/Spring-Boot-GKE-Confluent-Cloud

Spring Boot Kafka / Confluent Cloud / Google Kubernetes Engine

Primary LanguageJava

Overview

This project shows how to connect a Spring Boot application to Apache Kafka on Confluent Cloud, and how to deploy the application on Google Kubernetes Engine.

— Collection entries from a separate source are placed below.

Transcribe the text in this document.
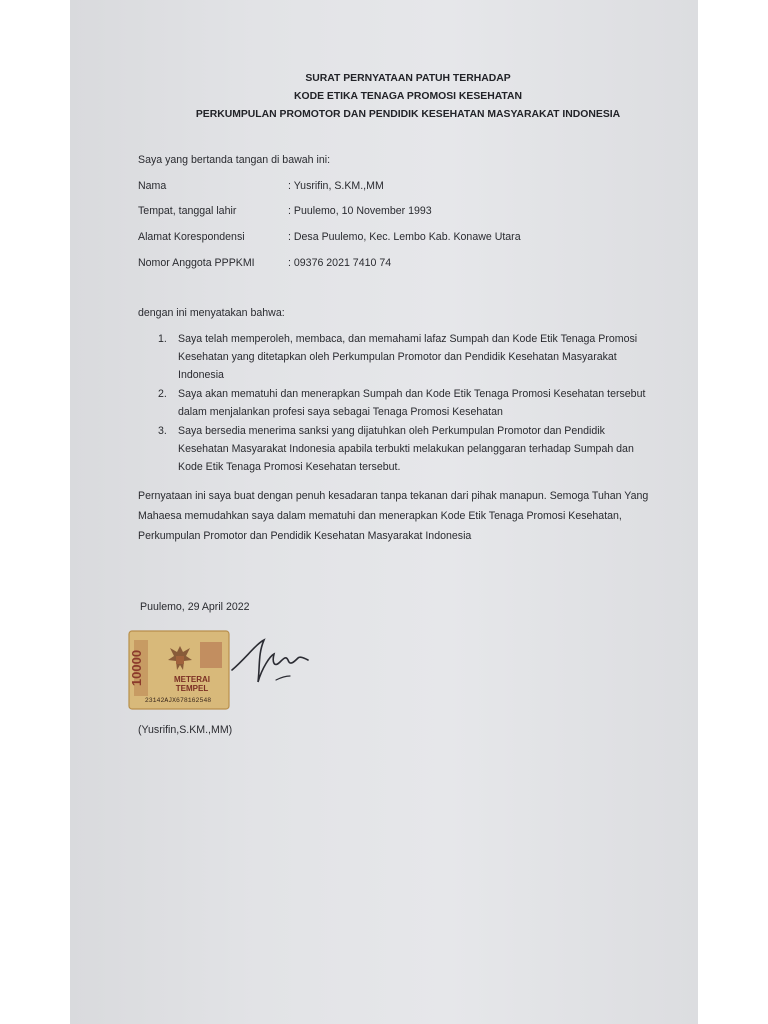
SURAT PERNYATAAN PATUH TERHADAP
KODE ETIKA TENAGA PROMOSI KESEHATAN
PERKUMPULAN PROMOTOR DAN PENDIDIK KESEHATAN MASYARAKAT INDONESIA
Saya yang bertanda tangan di bawah ini:
Nama	: Yusrifin, S.KM.,MM
Tempat, tanggal lahir	: Puulemo, 10 November 1993
Alamat Korespondensi	: Desa Puulemo, Kec. Lembo Kab. Konawe Utara
Nomor Anggota PPPKMI	: 09376 2021 7410 74
dengan ini menyatakan bahwa:
1. Saya telah memperoleh, membaca, dan memahami lafaz Sumpah dan Kode Etik Tenaga Promosi Kesehatan yang ditetapkan oleh Perkumpulan Promotor dan Pendidik Kesehatan Masyarakat Indonesia
2. Saya akan mematuhi dan menerapkan Sumpah dan Kode Etik Tenaga Promosi Kesehatan tersebut dalam menjalankan profesi saya sebagai Tenaga Promosi Kesehatan
3. Saya bersedia menerima sanksi yang dijatuhkan oleh Perkumpulan Promotor dan Pendidik Kesehatan Masyarakat Indonesia apabila terbukti melakukan pelanggaran terhadap Sumpah dan Kode Etik Tenaga Promosi Kesehatan tersebut.
Pernyataan ini saya buat dengan penuh kesadaran tanpa tekanan dari pihak manapun. Semoga Tuhan Yang Mahaesa memudahkan saya dalam mematuhi dan menerapkan Kode Etik Tenaga Promosi Kesehatan, Perkumpulan Promotor dan Pendidik Kesehatan Masyarakat Indonesia
Puulemo, 29 April 2022
(Yusrifin,S.KM.,MM)
10000	METERAI
TEMPEL
23142AJX678162548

The Java Code is taken from Gary Russel's excellent blog post on Spring Kafka here: https://www.confluen.io/blog/spring-for-apache-kafka-deep-dive-part-1-error-handling-message-conversion-transaction-support

Prerequisites

  • Basic familiarity with Kafka, Java, Spring, Google Cloud Platform, Kubernetes
  • Registration with Confluent Cloud
  • An API key and secret for Confluent Cloud
  • A Google Clout Platform Project
  • A Kubernetes cluster in your GCP project
  • glcoud cli installed and targeted at your GCP project
  • kubectl cli installed and pointed at your Kubernetes cluster

Running the demo

  • Copy configmap.yaml.template to configmap.yaml and insert your API key and secret
  • Copy cloudbuild.yaml.template to cloudbuild.yaml and insert your GCP project identifier
  • Build this project using Google Cloud Build: ./build.sh. This will build the Spring Boot App and a docker image and register your image in Google Container Registry.
  • Copy deployment.yaml.template to deployment.yaml and insert the link to your newly built image.
  • Deploy the config map: kubectl create -f configmap.yaml
  • Deploy the application: kubectl create -f deployment.yaml
  • Deploy a kubernetes service for external access: kubectl create -f service.yaml
  • Use the GKE web interface or kubectl cli to find the external IP of your service: kubectl get service confluent-cloud-spring-kafka-sample-service
  • Post a message to your app: curl -X POST http://<external-ip>:8080/send/foo/this-is-a-message
  • Verify in Confluent Cloud that the message has arrived.